Yeni Bir Diplomatik Alan: Uzay Diplomasisi
İtalya için önemleri nezdinde müzik diplomasisi, mutfak diplomasisi gibi alanların genel anlamıyla kültürel diplomasiden ayrışarak, daha öne çıkar hale geldiğini belirten Salvatore Schirmo, ayrıca son dönemde yeni bir alan olarak uzay diplomasisinin de ortaya çıktığını bildirdi.
“Kültürel diplomasi uzun süreli iş birliklerinin önünü açıyor.”

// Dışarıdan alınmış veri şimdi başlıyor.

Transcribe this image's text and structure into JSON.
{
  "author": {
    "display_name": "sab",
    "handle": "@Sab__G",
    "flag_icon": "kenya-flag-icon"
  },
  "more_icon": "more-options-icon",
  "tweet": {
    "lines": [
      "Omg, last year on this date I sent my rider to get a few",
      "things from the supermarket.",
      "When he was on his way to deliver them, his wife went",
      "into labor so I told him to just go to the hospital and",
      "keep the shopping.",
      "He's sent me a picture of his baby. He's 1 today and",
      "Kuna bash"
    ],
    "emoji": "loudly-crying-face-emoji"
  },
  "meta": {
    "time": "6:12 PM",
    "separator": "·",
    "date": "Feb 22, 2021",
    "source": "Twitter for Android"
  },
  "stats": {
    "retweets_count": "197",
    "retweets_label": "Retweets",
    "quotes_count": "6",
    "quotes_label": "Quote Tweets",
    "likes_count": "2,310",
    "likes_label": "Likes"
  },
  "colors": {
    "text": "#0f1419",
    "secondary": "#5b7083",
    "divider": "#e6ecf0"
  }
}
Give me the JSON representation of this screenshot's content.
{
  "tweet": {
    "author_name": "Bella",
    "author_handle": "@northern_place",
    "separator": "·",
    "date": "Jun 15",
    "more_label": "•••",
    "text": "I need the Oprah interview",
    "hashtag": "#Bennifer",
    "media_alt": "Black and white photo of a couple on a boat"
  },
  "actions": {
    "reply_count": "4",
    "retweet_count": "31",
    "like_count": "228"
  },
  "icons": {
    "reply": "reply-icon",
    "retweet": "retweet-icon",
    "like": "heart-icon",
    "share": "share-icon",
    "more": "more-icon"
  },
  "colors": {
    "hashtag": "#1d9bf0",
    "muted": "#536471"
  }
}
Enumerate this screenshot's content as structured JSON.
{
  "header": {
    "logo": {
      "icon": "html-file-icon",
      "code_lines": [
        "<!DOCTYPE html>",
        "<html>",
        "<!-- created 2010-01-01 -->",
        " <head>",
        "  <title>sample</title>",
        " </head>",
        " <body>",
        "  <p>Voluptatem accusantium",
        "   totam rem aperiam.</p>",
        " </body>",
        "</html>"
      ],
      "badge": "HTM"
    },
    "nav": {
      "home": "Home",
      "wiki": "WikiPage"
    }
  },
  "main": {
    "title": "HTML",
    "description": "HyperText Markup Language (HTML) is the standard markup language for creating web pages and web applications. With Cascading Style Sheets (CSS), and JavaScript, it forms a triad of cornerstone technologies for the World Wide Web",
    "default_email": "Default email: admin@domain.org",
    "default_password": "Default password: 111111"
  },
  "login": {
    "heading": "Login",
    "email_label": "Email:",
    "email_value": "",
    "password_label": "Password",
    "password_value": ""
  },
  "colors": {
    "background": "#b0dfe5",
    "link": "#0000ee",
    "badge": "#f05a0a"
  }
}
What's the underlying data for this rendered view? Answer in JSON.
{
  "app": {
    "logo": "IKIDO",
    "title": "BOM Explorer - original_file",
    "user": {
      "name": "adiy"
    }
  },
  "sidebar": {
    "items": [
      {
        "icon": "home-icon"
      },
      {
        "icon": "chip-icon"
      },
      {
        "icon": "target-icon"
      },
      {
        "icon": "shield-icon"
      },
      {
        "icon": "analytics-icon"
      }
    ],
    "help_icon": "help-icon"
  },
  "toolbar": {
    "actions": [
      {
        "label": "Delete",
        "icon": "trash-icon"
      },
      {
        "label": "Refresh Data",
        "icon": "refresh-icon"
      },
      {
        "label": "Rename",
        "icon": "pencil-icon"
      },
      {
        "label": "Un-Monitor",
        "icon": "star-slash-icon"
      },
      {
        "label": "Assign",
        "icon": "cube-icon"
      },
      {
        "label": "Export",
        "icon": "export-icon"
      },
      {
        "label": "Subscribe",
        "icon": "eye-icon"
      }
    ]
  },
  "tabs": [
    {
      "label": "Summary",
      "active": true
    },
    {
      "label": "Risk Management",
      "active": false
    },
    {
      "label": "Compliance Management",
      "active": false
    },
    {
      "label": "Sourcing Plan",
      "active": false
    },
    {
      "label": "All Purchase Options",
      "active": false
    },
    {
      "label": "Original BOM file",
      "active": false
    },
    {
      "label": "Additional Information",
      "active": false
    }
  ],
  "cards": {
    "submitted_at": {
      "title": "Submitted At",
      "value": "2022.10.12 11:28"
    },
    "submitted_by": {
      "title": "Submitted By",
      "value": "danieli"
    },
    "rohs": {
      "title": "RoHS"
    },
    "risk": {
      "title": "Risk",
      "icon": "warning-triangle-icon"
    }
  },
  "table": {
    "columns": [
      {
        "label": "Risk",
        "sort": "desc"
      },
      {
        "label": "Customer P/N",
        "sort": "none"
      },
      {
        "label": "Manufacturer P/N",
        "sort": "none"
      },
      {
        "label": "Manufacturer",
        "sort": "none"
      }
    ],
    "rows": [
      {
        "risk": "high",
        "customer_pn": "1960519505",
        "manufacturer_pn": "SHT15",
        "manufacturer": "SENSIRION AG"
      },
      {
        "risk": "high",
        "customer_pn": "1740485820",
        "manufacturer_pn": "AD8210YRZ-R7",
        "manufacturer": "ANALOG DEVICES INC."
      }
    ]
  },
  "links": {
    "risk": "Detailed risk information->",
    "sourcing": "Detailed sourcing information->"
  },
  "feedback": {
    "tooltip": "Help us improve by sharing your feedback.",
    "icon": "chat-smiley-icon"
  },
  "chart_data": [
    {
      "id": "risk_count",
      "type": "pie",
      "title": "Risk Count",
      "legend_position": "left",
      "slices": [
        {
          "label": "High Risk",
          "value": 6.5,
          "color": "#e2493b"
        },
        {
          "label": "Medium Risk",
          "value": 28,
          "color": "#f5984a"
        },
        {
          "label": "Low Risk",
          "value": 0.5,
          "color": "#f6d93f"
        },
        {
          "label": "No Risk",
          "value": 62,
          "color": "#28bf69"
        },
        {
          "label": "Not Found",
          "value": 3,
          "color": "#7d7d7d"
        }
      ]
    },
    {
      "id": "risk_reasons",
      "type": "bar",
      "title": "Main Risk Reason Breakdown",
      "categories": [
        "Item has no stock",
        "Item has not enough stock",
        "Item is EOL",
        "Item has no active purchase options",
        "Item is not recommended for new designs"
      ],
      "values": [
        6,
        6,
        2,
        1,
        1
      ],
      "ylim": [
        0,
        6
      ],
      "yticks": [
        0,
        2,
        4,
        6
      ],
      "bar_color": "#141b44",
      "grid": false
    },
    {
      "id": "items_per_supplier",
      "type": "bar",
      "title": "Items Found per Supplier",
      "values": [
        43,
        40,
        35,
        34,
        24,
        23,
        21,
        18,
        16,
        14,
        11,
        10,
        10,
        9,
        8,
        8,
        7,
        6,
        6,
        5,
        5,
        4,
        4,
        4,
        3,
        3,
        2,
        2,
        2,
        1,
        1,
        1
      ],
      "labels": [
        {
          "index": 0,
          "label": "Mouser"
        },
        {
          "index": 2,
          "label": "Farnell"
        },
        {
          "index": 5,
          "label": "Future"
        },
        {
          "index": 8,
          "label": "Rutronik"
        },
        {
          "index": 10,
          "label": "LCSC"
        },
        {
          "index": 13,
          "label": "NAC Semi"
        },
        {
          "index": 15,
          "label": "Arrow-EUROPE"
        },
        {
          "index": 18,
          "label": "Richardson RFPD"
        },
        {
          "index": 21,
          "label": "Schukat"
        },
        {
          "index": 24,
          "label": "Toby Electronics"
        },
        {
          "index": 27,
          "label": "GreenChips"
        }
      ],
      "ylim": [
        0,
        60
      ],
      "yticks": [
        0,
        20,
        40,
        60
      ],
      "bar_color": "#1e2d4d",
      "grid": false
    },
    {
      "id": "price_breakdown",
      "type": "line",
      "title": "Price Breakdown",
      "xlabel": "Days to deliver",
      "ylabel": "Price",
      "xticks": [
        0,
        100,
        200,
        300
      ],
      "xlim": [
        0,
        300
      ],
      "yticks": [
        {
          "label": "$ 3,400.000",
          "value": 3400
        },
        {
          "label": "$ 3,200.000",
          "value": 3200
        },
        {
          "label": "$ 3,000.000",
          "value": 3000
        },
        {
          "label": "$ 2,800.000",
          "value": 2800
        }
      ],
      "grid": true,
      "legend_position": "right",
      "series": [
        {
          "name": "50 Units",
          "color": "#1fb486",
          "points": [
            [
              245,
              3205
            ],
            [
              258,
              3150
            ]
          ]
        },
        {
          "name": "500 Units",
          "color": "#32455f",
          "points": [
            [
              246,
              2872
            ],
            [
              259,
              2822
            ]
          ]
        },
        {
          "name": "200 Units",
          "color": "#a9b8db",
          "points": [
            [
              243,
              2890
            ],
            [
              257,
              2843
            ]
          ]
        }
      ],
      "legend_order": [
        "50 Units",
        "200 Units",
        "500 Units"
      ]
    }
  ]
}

Kültürel diplomasinin iki ülke arasında uzun vadeli fayda sağlayıp sağlamadığıyla alakalı soruya, “Bizim faaliyet gösterdiğimiz ev sahibi ülkeyle aramızda bir diyalog, köprü oluşturup, uzun süreli iş birliklerinin önünü açıyor.” Şeklinde cevap veren Salvatore Schirmo, Türkiye’de gerçekleştirdikleri geçmiş ve gelecek faaliyetler ile ilgili de detaylı olarak bilgi verdi.

Türk ve İtalyan Kültürlerinin Birleştirici Gücüne Odaklanıyor
“Türk kültürünü ve İtalyan kültürünü birleştirecek nokta benim için Türk kültürünün mükemmel yanlarıyla İtalyan kültürünün mükemmel yanlarını bir şekilde bağlamak.” Şeklinde konuşan Salvatore Schirmo’nun, müzik diplomasisinden bahsederken Ajda Pekkan ve Mina örneğini, spor diplomasisinden bahsederken futbol ve voleybolda Türk-İtalyan ortak çalışmalarına örnekler vererek ilerlemesi kendisinin gerçek anlamıyla Türk ve İtalyan kültürlerinin birleştirici gücüne odaklandığının bir göstergesi oldu.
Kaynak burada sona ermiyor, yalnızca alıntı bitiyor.